What happens when you hit the limit

When you reach either limit, Claude Code pauses your session. You'll see a message indicating you've been rate limited. The behavior:

Your current session stays alive — you don't lose context
You can't send new messages until capacity frees up
The wait depends on how much of your window is consumed. It could be minutes or hours
There's no countdown or ETA shown by Claude Code itself

Why the lack of visibility is a problem

Without knowing how close you are to the limit, you can't make informed decisions. Should you start a large refactoring task at 4pm, or will you get blocked halfway through? Is it worth switching to a simpler task to conserve capacity? Claude Code doesn't give you the information to answer these questions.

How to pace yourself

Until you have tooling to track your usage, here are practical strategies:

Be intentional about what Claude reads

Every file read costs tokens. Instead of letting Claude explore your codebase freely, point it at specific files. Use @file references deliberately rather than asking broad questions that trigger many file reads.

Batch related tasks

Switching between unrelated tasks means Claude needs to re-read context for each one. Grouping related changes together is more token-efficient.

Start fresh sessions for new topics

Long sessions accumulate stale context that Claude scans on every turn. A fresh session with a focused prompt is cheaper than continuing a bloated one.

Use /compact before you're forced to

Running /compact manually when your context is getting large lets you control what gets summarized. Waiting for auto-compaction means Claude decides what to keep. See our context health guide for more on managing your context window.

Monitor your usage

This is exactly why AI Battery exists. It parses Claude Code's local log files to show you real-time utilization percentages, reset countdowns, and time-to-limit predictions for both the 5-hour and 7-day windows.

Track your rate limits in real time

AI Battery shows your 5-hour and 7-day usage, reset countdowns, and time-to-limit predictions — right in your macOS menu bar.

Download AI Battery — Free

How AI Battery tracks rate limits

AI Battery reads Claude Code's local JSONL conversation logs — the same files stored on your machine at ~/.claude/projects/. It extracts token counts and timestamps from each conversation turn, then calculates:

Current utilization — what percentage of your 5-hour and 7-day windows you've used
Reset countdown — when the oldest usage in each window will expire
Time-to-limit — at your current pace, when you'll hit the limit
Per-model breakdown — token usage split by model (Opus, Sonnet, Haiku)

Everything runs locally. AI Battery never makes network requests — it just reads log files on your machine. No account required, no telemetry, no data leaves your computer.

Understanding the indicators

AI Battery uses a traffic-light system for both rate limits and context health:

Green (under 60%) — plenty of headroom. Work freely.
Orange (60-80%) — approaching the limit. Consider pacing or wrapping up large tasks.
Red (over 80%) — close to being rate limited. Finish what you're doing and let usage decay.

Common questions

Do rate limits reset at a specific time?

No. Both windows are rolling. Your usage from exactly 5 hours ago (or 7 days ago) continuously drops off. There's no midnight reset or fixed schedule.

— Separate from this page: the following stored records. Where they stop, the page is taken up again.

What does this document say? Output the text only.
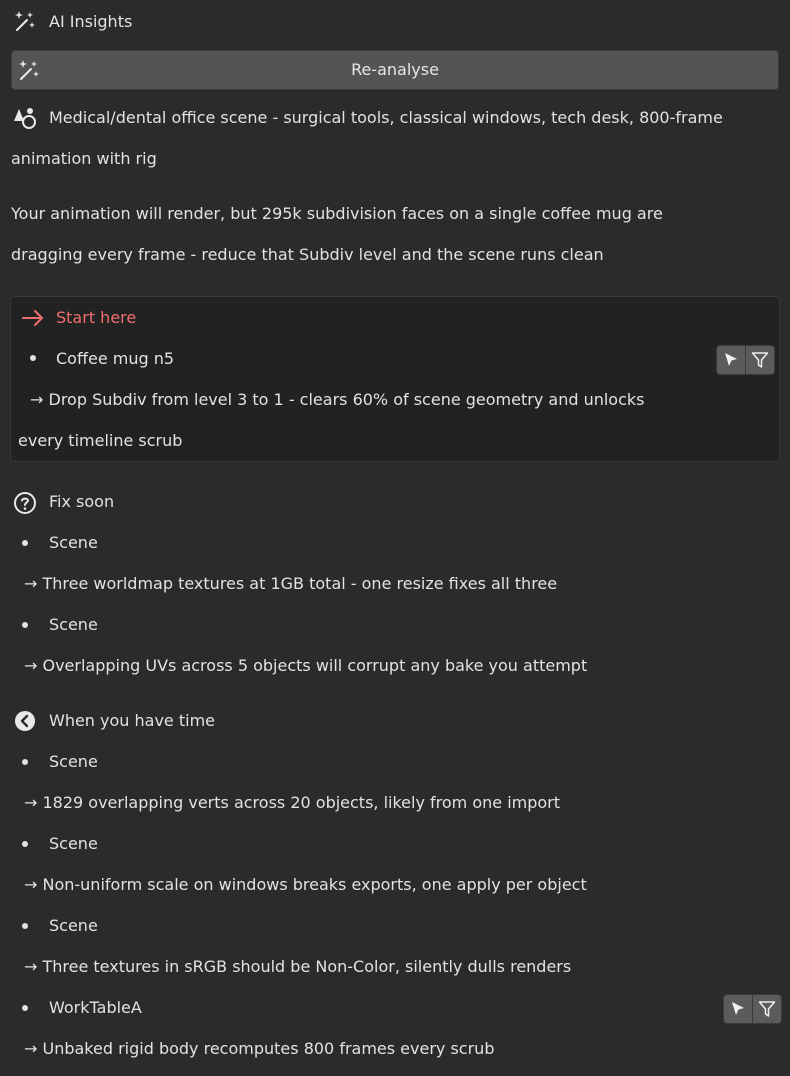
AI Insights
Re-analyse
Medical/dental office scene - surgical tools, classical windows, tech desk, 800-frame
animation with rig
Your animation will render, but 295k subdivision faces on a single coffee mug are
dragging every frame - reduce that Subdiv level and the scene runs clean
Start here
Coffee mug n5
→ Drop Subdiv from level 3 to 1 - clears 60% of scene geometry and unlocks
every timeline scrub
Fix soon
Scene
→ Three worldmap textures at 1GB total - one resize fixes all three
Scene
→ Overlapping UVs across 5 objects will corrupt any bake you attempt
When you have time
Scene
→ 1829 overlapping verts across 20 objects, likely from one import
Scene
→ Non-uniform scale on windows breaks exports, one apply per object
Scene
→ Three textures in sRGB should be Non-Color, silently dulls renders
WorkTableA
→ Unbaked rigid body recomputes 800 frames every scrub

Does the model I use matter?

Yes. Different models have different token costs. Opus uses more capacity per token than Sonnet or Haiku. Claude Code automatically selects models, but heavier tasks tend to use more capable (and more expensive) models.

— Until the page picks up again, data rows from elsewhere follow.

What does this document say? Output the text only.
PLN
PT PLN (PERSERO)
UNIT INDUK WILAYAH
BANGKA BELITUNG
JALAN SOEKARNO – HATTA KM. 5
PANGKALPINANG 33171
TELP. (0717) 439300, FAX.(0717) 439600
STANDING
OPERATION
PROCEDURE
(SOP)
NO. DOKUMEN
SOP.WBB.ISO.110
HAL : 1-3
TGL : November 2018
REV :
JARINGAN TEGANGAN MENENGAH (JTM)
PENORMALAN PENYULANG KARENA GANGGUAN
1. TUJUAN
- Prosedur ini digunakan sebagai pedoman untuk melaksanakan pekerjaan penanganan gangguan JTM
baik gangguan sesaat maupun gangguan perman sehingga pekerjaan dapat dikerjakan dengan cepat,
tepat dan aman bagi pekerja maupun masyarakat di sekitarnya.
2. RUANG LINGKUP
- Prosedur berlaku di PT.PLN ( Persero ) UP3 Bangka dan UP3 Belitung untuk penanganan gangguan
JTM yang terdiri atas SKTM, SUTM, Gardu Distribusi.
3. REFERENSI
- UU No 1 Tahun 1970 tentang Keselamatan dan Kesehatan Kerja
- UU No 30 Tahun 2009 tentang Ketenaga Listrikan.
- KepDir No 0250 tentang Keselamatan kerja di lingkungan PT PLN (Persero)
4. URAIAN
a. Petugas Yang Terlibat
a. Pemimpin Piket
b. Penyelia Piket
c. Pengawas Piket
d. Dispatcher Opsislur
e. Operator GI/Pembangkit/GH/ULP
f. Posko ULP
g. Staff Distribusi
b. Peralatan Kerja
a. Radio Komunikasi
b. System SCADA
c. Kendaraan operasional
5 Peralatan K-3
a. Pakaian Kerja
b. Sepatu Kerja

Can I check my limits without AI Battery?

Not easily. Claude Code doesn't expose usage metrics. You could manually parse the JSONL logs, but that's what AI Battery automates for you.

Do cached tokens count toward rate limits?

Cache read tokens count at a reduced rate. Cache write tokens count at full rate. This means subsequent turns in the same conversation are somewhat cheaper than the first turn, because prior context gets cached.

What if I have multiple Claude Code sessions open?

All sessions share the same rate limit pool for your account. Opening multiple sessions doesn't give you more capacity — it just splits your limit across them. AI Battery tracks all sessions and shows your aggregate usage.